Some Chutes No Longer With Us...


South Shawnee, OK

Santa Fe's castle-like Shawnee depot was located near downtown Shawnee, but the railroad's yard and shop facilities, including a roundhouse, turntable, coal and water facilities, were located south of the North Canadian River in South Shawnee. The monolithic coaling tower was the only remnant of those facilities left by the 1990's. It was another of the 1917 USRA-built coaling towers, but bore no resemblence to the Skedee or Cushing chutes.

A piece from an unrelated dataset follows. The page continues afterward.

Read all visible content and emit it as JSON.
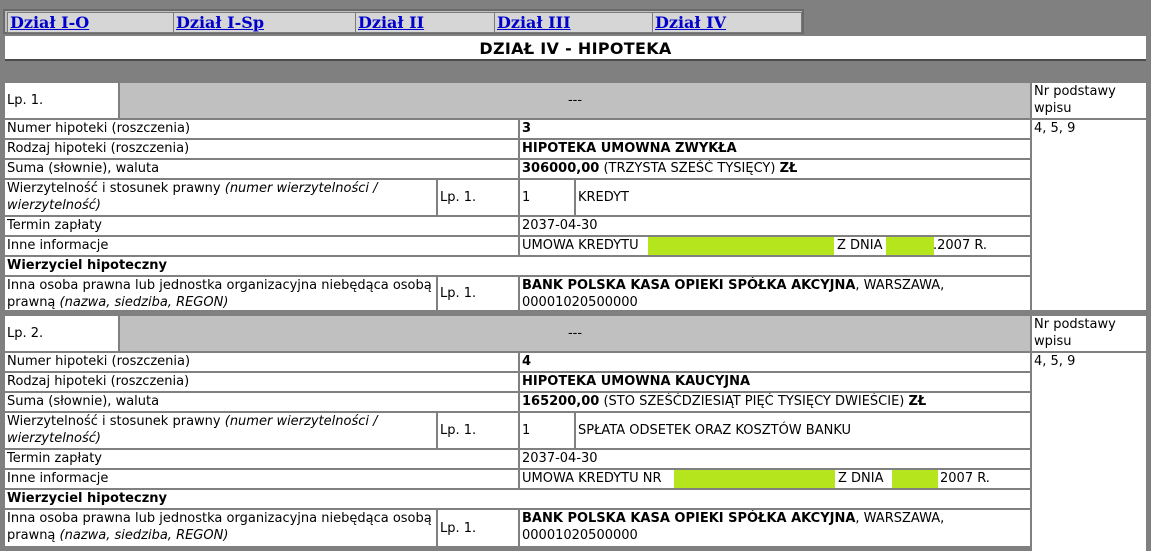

On April 4, 2000, a teenage girl slipped and fell to her death while participating in an "initiation ritual" with other teens at the abandoned chute. Subsequently, a movement started in Shawnee to have the coaling tower condemned and removed as a public nuisance, this apparently being much easier than convincing people not to engage in risky behavior. The Shawnee coaling tower was demolished on the 12th and 13th of September, 2000.


Skedee, OK

The coaling tower at Skedee, OK as it looked in 1971. Built in 1917, the tower was demolished in the early 1980's when the Cushing District was abandoned. Photo by Dayna Smith.


Baring, MO

The above listed coaling towers are of course anomalous in that they lasted so long after the end of steam. More typical was this chute at Baring, MO, which was demolished on October 15, 1952. Sam Bailey, who provided the photo at left, has a series of photos depicting the demolition on his website: http://wablevins.tripod.com/coalchutes.html Note the Baring depot visible between the legs of the coaling tower. The depot survives in much modified form today, but lost its large bay window in a rebuild a few years after this photo was taken.